Let $\Bbb{Q}^Z$ be composition of all $\Bbb{Z}_p$-extension over $\Bbb{Q}$, which is defined as galois extension over $\Bbb{Q}$ whose galois group is isomorphic to $\Bbb{Z}_p$ as an abelian group.
I encountered an argument which says
A fact ' $\text{Gal}(\Bbb{Q}^Z/\Bbb{Q})$ is isomorphic to $\Bbb{Z}_p$ ' implies there is only one $\Bbb{Z}_p$-extension over $\Bbb{Q}$.
I cannot follow this argument. Why $\text{Gal}(\Bbb{Q}^Z/\Bbb{Q})$ is isomorphic to $\Bbb{Z}_p$ ' implies there is only one $\Bbb{Z}_p$-extension over $\Bbb{Q}$ ?
P.S My question is
Why $\text{Gal}(\Bbb{Q}^Z/\Bbb{Q})$ is isomorphic to $\Bbb{Z}_p$ ' implies there is only one $\Bbb{Z}_p$-extension over $\Bbb{Q}$ ?
Can anybody follow this logic(not asking the titled question's proof except for this logic) ?
Every finite abelian extension of $\mathbf Q$ lies in a cyclotomic extension of $\mathbf Q$, so if ${\rm Gal}(K/\mathbf Q) \cong \mathbf Z/p^n\mathbf Z$ then $K \subset \mathbf Q(\zeta_m)$ for some $m$. A number field inside a $\mathbf Z_p$-extension of $\mathbf Q$ is ramified only at $p$, and the subfields of $\mathbf Q(\zeta_m)$ that are ramified only at $p$ lie inside $\mathbf Q(\zeta_{p^r})$, where $p^r$ is the highest power of $p$ dividing $m$. Therefore $K$ is a subfield of a $p$-power cyclotomic extension of $\mathbf Q$.
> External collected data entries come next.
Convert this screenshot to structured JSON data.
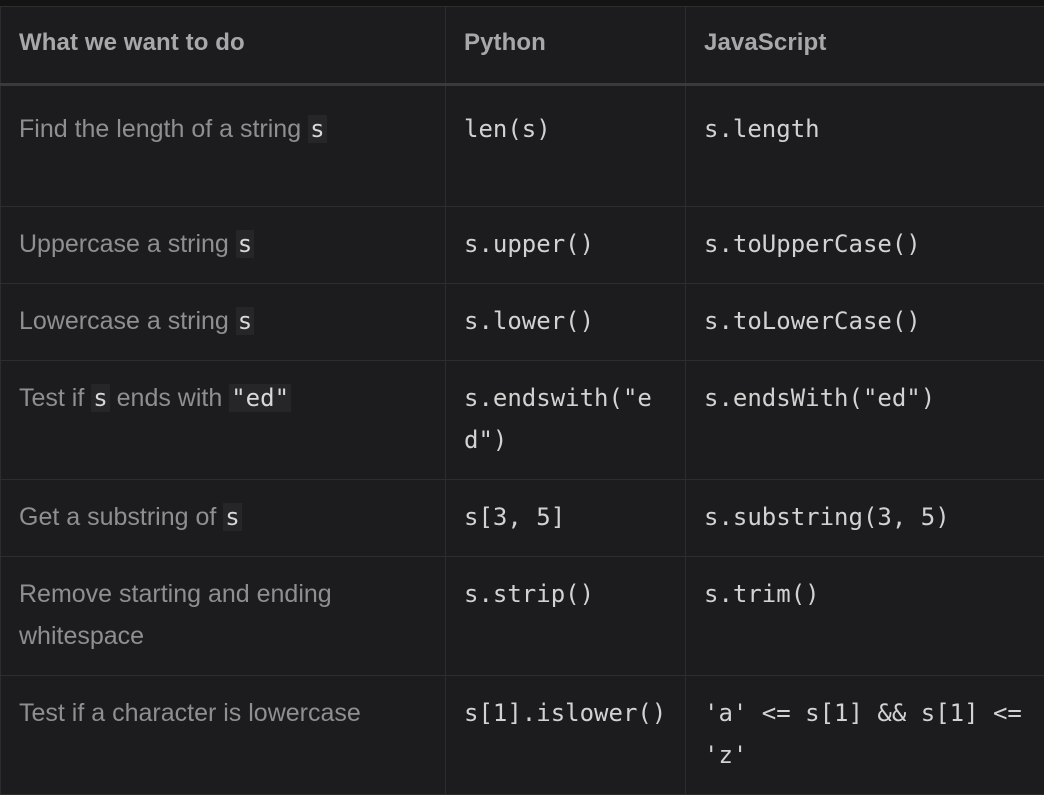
{
  "table": {
    "headers": [
      "What we want to do",
      "Python",
      "JavaScript"
    ],
    "rows": [
      {
        "desc_pre": "Find the length of a string ",
        "desc_code": "s",
        "desc_post": "",
        "desc_code2": "",
        "python": "len(s)",
        "javascript": "s.length"
      },
      {
        "desc_pre": "Uppercase a string ",
        "desc_code": "s",
        "desc_post": "",
        "desc_code2": "",
        "python": "s.upper()",
        "javascript": "s.toUpperCase()"
      },
      {
        "desc_pre": "Lowercase a string ",
        "desc_code": "s",
        "desc_post": "",
        "desc_code2": "",
        "python": "s.lower()",
        "javascript": "s.toLowerCase()"
      },
      {
        "desc_pre": "Test if ",
        "desc_code": "s",
        "desc_post": " ends with ",
        "desc_code2": "\"ed\"",
        "python": "s.endswith(\"ed\")",
        "javascript": "s.endsWith(\"ed\")"
      },
      {
        "desc_pre": "Get a substring of ",
        "desc_code": "s",
        "desc_post": "",
        "desc_code2": "",
        "python": "s[3, 5]",
        "javascript": "s.substring(3, 5)"
      },
      {
        "desc_pre": "Remove starting and ending whitespace",
        "desc_code": "",
        "desc_post": "",
        "desc_code2": "",
        "python": "s.strip()",
        "javascript": "s.trim()"
      },
      {
        "desc_pre": "Test if a character is lowercase",
        "desc_code": "",
        "desc_post": "",
        "desc_code2": "",
        "python": "s[1].islower()",
        "javascript": "'a' <= s[1] && s[1] <= 'z'"
      }
    ]
  }
}
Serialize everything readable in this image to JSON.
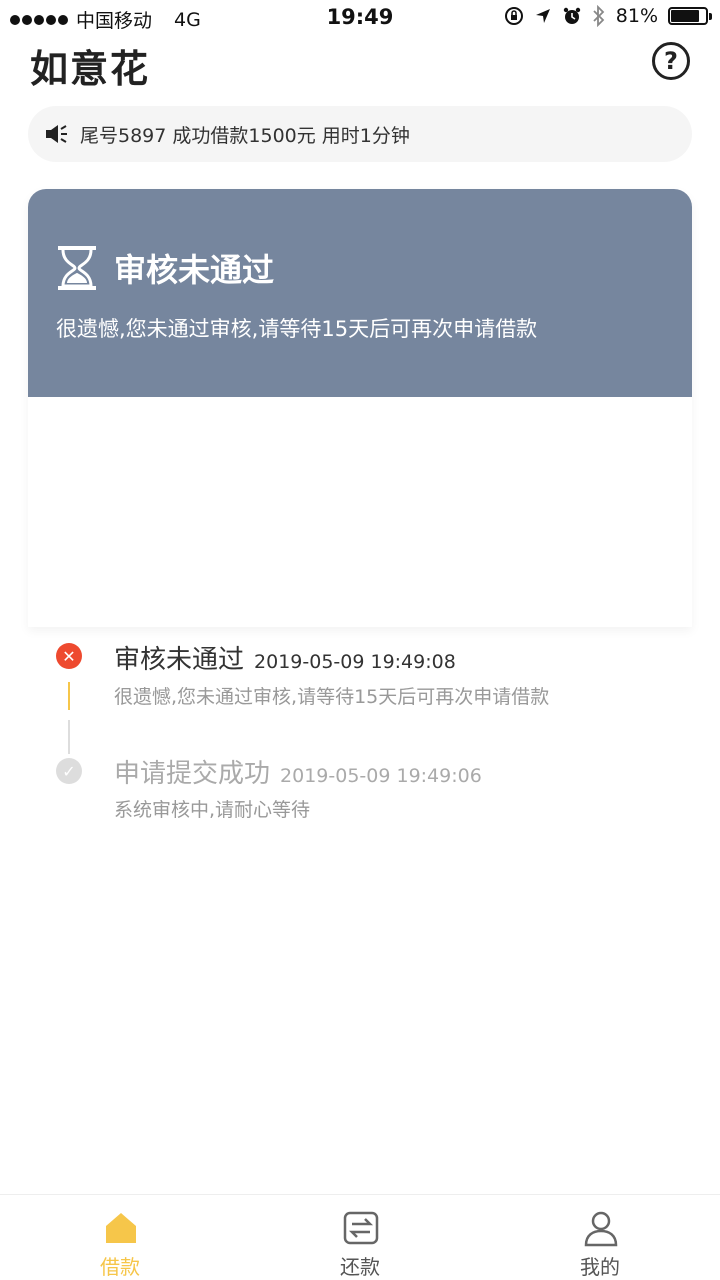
{
  "status_bar": {
    "carrier": "中国移动",
    "network": "4G",
    "time": "19:49",
    "battery_percent": "81%",
    "battery_level": 0.81
  },
  "header": {
    "title": "如意花",
    "help_icon": "help-icon"
  },
  "notice": {
    "text": "尾号5897 成功借款1500元 用时1分钟",
    "icon": "speaker-icon"
  },
  "status_card": {
    "title": "审核未通过",
    "description": "很遗憾,您未通过审核,请等待15天后可再次申请借款",
    "icon": "hourglass-icon",
    "bg_color": "#76869e"
  },
  "timeline": [
    {
      "title": "审核未通过",
      "time": "2019-05-09 19:49:08",
      "description": "很遗憾,您未通过审核,请等待15天后可再次申请借款",
      "status": "failed",
      "color": "#ee4a2f"
    },
    {
      "title": "申请提交成功",
      "time": "2019-05-09 19:49:06",
      "description": "系统审核中,请耐心等待",
      "status": "done",
      "color": "#dddddd"
    }
  ],
  "tabbar": {
    "active_color": "#f6c64a",
    "inactive_color": "#555555",
    "items": [
      {
        "label": "借款",
        "icon": "home-icon",
        "active": true
      },
      {
        "label": "还款",
        "icon": "repay-icon",
        "active": false
      },
      {
        "label": "我的",
        "icon": "user-icon",
        "active": false
      }
    ]
  }
}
For all $p$ the Galois group ${\rm Gal}(\mathbf Q(\zeta_{p^r})/\mathbf Q)$ is isomorphic to $(\mathbf Z/p^r\mathbf Z)^\times$ and has order $\varphi(p^r) = p^{r-1}(p-1)$. When $p \not= 2$ this group is cyclic, so $\mathbf Q(\zeta_{p^r})$ has a unique (cyclic) subextension of $\mathbf Q$ of each $p$-power degree that divides $p^{r-1}$. Since the fields $\mathbf Q(\zeta_{p^r})$ as $r$ grows form an increasing tower, each layer of a $\mathbf Z_p$-extension of $\mathbf Q$ has only one possibility. Therefore there is at most one $\mathbf Z_p$-extension of $\mathbf Q$. Since we know how to create at least one $\mathbf Z_p$-extension of $\mathbf Q$ (the cyclotomic $\mathbf Z_p$-extension), this extension exists and is unique.
For $p \not= 2$ the argument needs a little more work since $(\mathbf Z/2^r\mathbf Z)^\times$ is not cyclic when $r \geq 3$. Layers of a $\mathbf Z_2$-extension are ramified only at $2$, so these layers are inside the maximal real subfield $\mathbf Q(\zeta_{2^r})^+$, as this is the subfield fixed by complex conjugation: subfields unramified at the Archimedean place are contained in this subfield. The extension $\mathbf Q(\zeta_{2^r})^+/\mathbf Q$ is cyclic of degree $2^{r-1}$, so we can run through the same argument as above to see $\mathbf Q$ has a unique $\mathbf Z_2$-extension.